Con estos descubrimientos se comprende bien la orfandad que había en los análisis sobre Annual y sus consecuencias. El más sólido estudio sobre los Abd el-Krim y la guerra del Rif es el de Germain Ayache, pero su trama termina en Abarrán, quedándose en puertas de la tragedia. El excelente trabajo de Woolman sobre la crisis entre España y el Rif, tampoco persevera en el conocimiento de lo ocurrido en Annual, falto de cauces donde investiga; y a su vez limitado por la magnitud de sus objetivos.

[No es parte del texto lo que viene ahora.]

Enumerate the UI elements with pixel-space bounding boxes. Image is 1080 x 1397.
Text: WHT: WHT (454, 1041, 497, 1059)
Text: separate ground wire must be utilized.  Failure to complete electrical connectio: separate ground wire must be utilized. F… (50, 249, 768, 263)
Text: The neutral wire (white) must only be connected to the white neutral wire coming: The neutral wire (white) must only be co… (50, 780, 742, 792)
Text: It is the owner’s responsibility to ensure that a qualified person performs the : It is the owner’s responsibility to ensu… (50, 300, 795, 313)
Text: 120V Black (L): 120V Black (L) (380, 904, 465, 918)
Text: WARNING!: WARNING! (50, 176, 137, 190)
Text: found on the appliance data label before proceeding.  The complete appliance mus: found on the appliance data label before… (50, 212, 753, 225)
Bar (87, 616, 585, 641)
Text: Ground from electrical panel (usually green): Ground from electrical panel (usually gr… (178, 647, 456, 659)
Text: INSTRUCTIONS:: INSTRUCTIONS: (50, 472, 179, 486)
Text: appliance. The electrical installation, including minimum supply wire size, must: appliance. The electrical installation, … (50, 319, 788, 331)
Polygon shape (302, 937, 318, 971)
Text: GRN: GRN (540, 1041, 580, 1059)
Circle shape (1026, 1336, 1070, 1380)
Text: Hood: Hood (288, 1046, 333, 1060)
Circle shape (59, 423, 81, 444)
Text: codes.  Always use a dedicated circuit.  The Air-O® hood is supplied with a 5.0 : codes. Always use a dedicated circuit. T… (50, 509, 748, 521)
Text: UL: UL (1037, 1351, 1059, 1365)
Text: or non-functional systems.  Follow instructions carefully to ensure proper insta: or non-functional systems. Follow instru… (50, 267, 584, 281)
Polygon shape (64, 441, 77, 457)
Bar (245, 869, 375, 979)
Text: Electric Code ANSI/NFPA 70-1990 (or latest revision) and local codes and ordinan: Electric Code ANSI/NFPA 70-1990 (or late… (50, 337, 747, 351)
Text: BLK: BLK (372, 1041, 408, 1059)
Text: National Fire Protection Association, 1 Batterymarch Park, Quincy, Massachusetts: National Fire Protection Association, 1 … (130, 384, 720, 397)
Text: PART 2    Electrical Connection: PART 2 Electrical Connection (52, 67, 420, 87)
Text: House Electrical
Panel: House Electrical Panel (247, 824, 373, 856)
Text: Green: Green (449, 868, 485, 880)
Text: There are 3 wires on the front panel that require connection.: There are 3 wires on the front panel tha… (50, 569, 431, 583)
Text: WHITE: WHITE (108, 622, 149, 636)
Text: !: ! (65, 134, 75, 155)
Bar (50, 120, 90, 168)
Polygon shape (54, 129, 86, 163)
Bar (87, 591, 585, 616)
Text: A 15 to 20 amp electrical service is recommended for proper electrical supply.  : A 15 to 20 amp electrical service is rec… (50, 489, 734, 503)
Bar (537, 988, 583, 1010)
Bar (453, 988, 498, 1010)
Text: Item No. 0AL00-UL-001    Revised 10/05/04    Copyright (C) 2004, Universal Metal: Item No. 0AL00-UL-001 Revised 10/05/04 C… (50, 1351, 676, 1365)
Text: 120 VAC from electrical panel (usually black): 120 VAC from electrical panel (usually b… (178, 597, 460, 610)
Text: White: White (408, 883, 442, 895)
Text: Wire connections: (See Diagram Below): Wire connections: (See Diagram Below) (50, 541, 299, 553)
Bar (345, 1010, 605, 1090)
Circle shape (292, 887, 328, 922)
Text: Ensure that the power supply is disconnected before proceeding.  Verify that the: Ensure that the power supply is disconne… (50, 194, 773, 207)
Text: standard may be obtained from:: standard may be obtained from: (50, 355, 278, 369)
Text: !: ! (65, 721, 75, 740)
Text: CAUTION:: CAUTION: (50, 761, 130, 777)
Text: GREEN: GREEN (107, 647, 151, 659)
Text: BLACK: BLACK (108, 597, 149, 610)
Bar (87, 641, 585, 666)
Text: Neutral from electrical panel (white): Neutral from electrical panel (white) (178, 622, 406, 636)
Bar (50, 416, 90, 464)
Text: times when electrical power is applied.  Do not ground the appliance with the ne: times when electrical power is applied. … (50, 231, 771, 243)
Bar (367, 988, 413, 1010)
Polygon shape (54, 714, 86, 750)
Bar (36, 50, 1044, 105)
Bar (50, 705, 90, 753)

La investigación realizada ahora desvela los avatares que sufrió el Expediente Picasso, al que se añade otra pieza decisiva en la búsqueda de responsabilidades, el Suplicatorio Berenguer, que hasta ahora no había atraído la atención de los historiadores. A la par, se ha intentado conseguir una mejor definición de algunos perfiles biográficos —los de Berenguer, Picasso y Silvestre en lo militar, y los de Cambó y Maura en lo civil—, abriendo nuevas vías de estudio. Entre éstas, las relaciones entre los hermanos Abd el-Krim y los jefes españoles (Aizpuru, Jordana, Morales); las responsabilidades de una política de saqueo colonial en el Rif que derivará en el holocausto de Arruit; la política de la Francia de Lyautey ante el desastre español; las relaciones entre la España alfonsina y la Alemania de Weimar para poner en pie la fabricación de gases de guerra (fosgeno e iperita) en Melilla; la dureza de esa guerra química aérea (extendida de 1923 a 1926); los conflictos entre los partidos alternantes en el poder (liberales y conservadores) ante la guerra de Marruecos y la historia del Parlamento y de sus hombres, todavía por hacer; y la separación entre sí de los mandos del Ejército de África, y, con posterioridad, de éste con el metropolitano a partir de 1927.